A solidariedade de classe e a luta revolucionária são o caminho!

O capitalismo nunca nos ofereceu nada. Para alcançar o pouco que temos foi necessária a luta dura e continuada nas ruas. Por isso, quando é preciso sair à rua contra a opressão e contra o capitalismo, a juventude LGBTI está na linha da frente.

Mas em capitalismo qualquer direito é sempre alvo de ataques: em plena pandemia, pela mão da direita e do Tribunal Constitucional, foi impedida a aplicação prática da lei de autodeterminação de género precisamente nos estabelecimentos de ensino.

É urgente um movimento LGBTI revolucionário e anticapitalista que defenda uma ruptura com este sistema de opressão e exploração, que pretenda mais do que alterações às leis e lute pelo derrube deste sistema.
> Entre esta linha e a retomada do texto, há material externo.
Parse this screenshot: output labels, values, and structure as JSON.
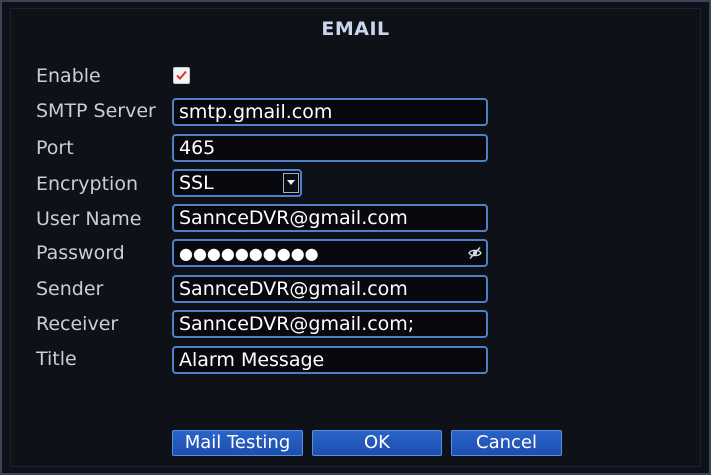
{
  "dialog": {
    "title": "EMAIL"
  },
  "form": {
    "enable": {
      "label": "Enable",
      "checked": true
    },
    "smtp_server": {
      "label": "SMTP Server",
      "value": "smtp.gmail.com"
    },
    "port": {
      "label": "Port",
      "value": "465"
    },
    "encryption": {
      "label": "Encryption",
      "value": "SSL"
    },
    "user_name": {
      "label": "User Name",
      "value": "SannceDVR@gmail.com"
    },
    "password": {
      "label": "Password",
      "value": "●●●●●●●●●●"
    },
    "sender": {
      "label": "Sender",
      "value": "SannceDVR@gmail.com"
    },
    "receiver": {
      "label": "Receiver",
      "value": "SannceDVR@gmail.com;"
    },
    "title": {
      "label": "Title",
      "value": "Alarm Message"
    }
  },
  "buttons": {
    "mail_testing": "Mail Testing",
    "ok": "OK",
    "cancel": "Cancel"
  },
  "colors": {
    "field_border": "#4f7fc4",
    "button_fill": "#2a63c9",
    "checkmark": "#e03030"
  },
  "icons": {
    "checkbox": "checkmark-icon",
    "password_toggle": "eye-slash-icon",
    "dropdown": "chevron-down-icon"
  }
}
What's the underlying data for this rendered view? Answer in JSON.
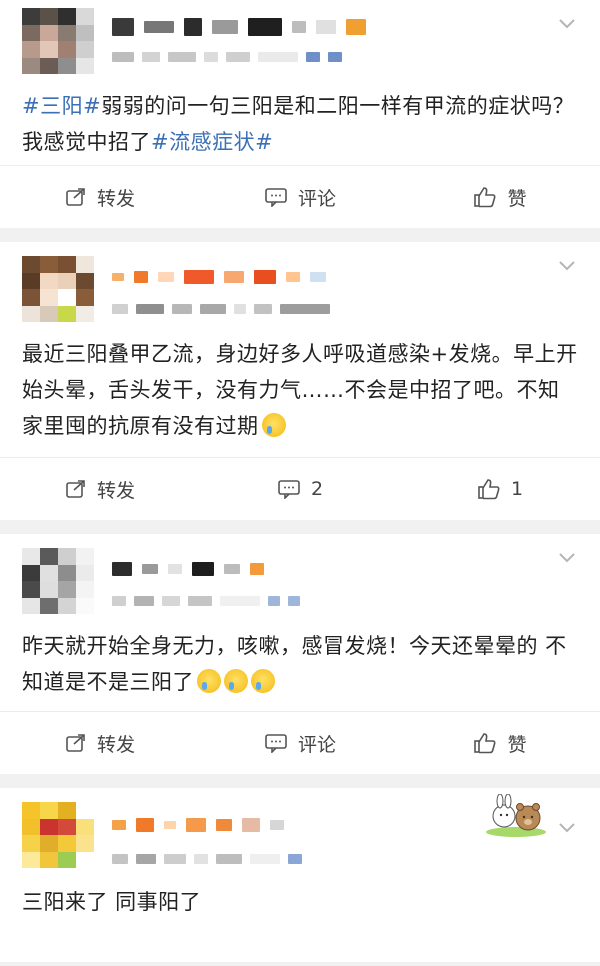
{
  "posts": [
    {
      "content": {
        "tag1": "#三阳#",
        "text1": "弱弱的问一句三阳是和二阳一样有甲流的症状吗？我感觉中招了",
        "tag2": "#流感症状#"
      },
      "actions": {
        "repost": "转发",
        "comment": "评论",
        "like": "赞"
      }
    },
    {
      "content": {
        "text1": "最近三阳叠甲乙流，身边好多人呼吸道感染+发烧。早上开始头晕，舌头发干，没有力气……不会是中招了吧。不知家里囤的抗原有没有过期",
        "emoji_icons": [
          "crying-face-icon"
        ]
      },
      "actions": {
        "repost": "转发",
        "comment": "2",
        "like": "1"
      }
    },
    {
      "content": {
        "text1": "昨天就开始全身无力，咳嗽，感冒发烧！今天还晕晕的 不知道是不是三阳了",
        "emoji_icons": [
          "sweat-face-icon",
          "sweat-face-icon",
          "sweat-face-icon"
        ]
      },
      "actions": {
        "repost": "转发",
        "comment": "评论",
        "like": "赞"
      }
    },
    {
      "content": {
        "text1": "三阳来了 同事阳了"
      }
    }
  ],
  "colors": {
    "tag": "#3b6fb6",
    "background": "#f1f1f1",
    "card": "#ffffff"
  }
}
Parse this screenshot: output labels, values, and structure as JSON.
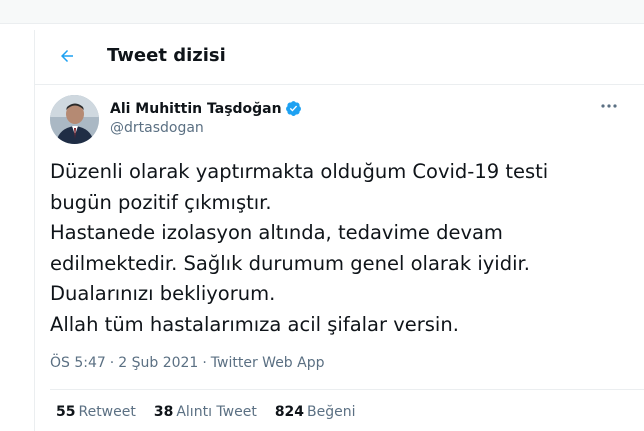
{
  "header": {
    "title": "Tweet dizisi",
    "back_icon": "arrow-left-icon",
    "accent_color": "#1da1f2"
  },
  "tweet": {
    "author_name": "Ali Muhittin Taşdoğan",
    "handle": "@drtasdogan",
    "verified": true,
    "text_lines": [
      "Düzenli olarak yaptırmakta olduğum Covid-19 testi",
      "bugün pozitif çıkmıştır.",
      "Hastanede izolasyon altında, tedavime devam",
      "edilmektedir. Sağlık durumum genel olarak iyidir.",
      "Dualarınızı bekliyorum.",
      "Allah tüm hastalarımıza acil şifalar versin."
    ],
    "time": "ÖS 5:47",
    "date": "2 Şub 2021",
    "source": "Twitter Web App",
    "separator": "·"
  },
  "stats": {
    "retweets": {
      "count": "55",
      "label": "Retweet"
    },
    "quotes": {
      "count": "38",
      "label": "Alıntı Tweet"
    },
    "likes": {
      "count": "824",
      "label": "Beğeni"
    }
  }
}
Queremos o controlo democrático das escolas por estudantes e trabalhadores, para promover uma educação sexual inclusiva e remover todo e qualquer elemento LGBTIfóbico, machista e racista dos locais de estudo; queremos a nacionalização de toda a saúde privada e a sua integração num SNS público, gratuito e de qualidade, com os profissionais necessários e capazes de administrar cuidados de saúde que respeitem a orientação sexual e identidade de género dos utentes.

Queremos a expropriação de todos os fundos imobiliários para criar um parque habitacional 100% público sob controlo democrático da nossa classe, para nunca mais sermos empurradas para a prostituição e para situações de sem-abrigo, ou sermos forçadas a viver com os nossos agressores.

Somos da classe trabalhadora, sofremos na pele a exploração capitalista, e é ombro-a-ombro com a nossa classe que temos a força para derrubar este sistema e todas as suas formas de opressão. No seu lugar, construíremos uma sociedade nova, socialista, onde a economia exista para o bem-comum, onde tenhamos tudo o que precisamos para viver e possamos ser o que somos!


Notas

1.  A long way to go for LGBTI equality

2.  Direitos das pessoas trans: o que foi feito e o que falta fazer?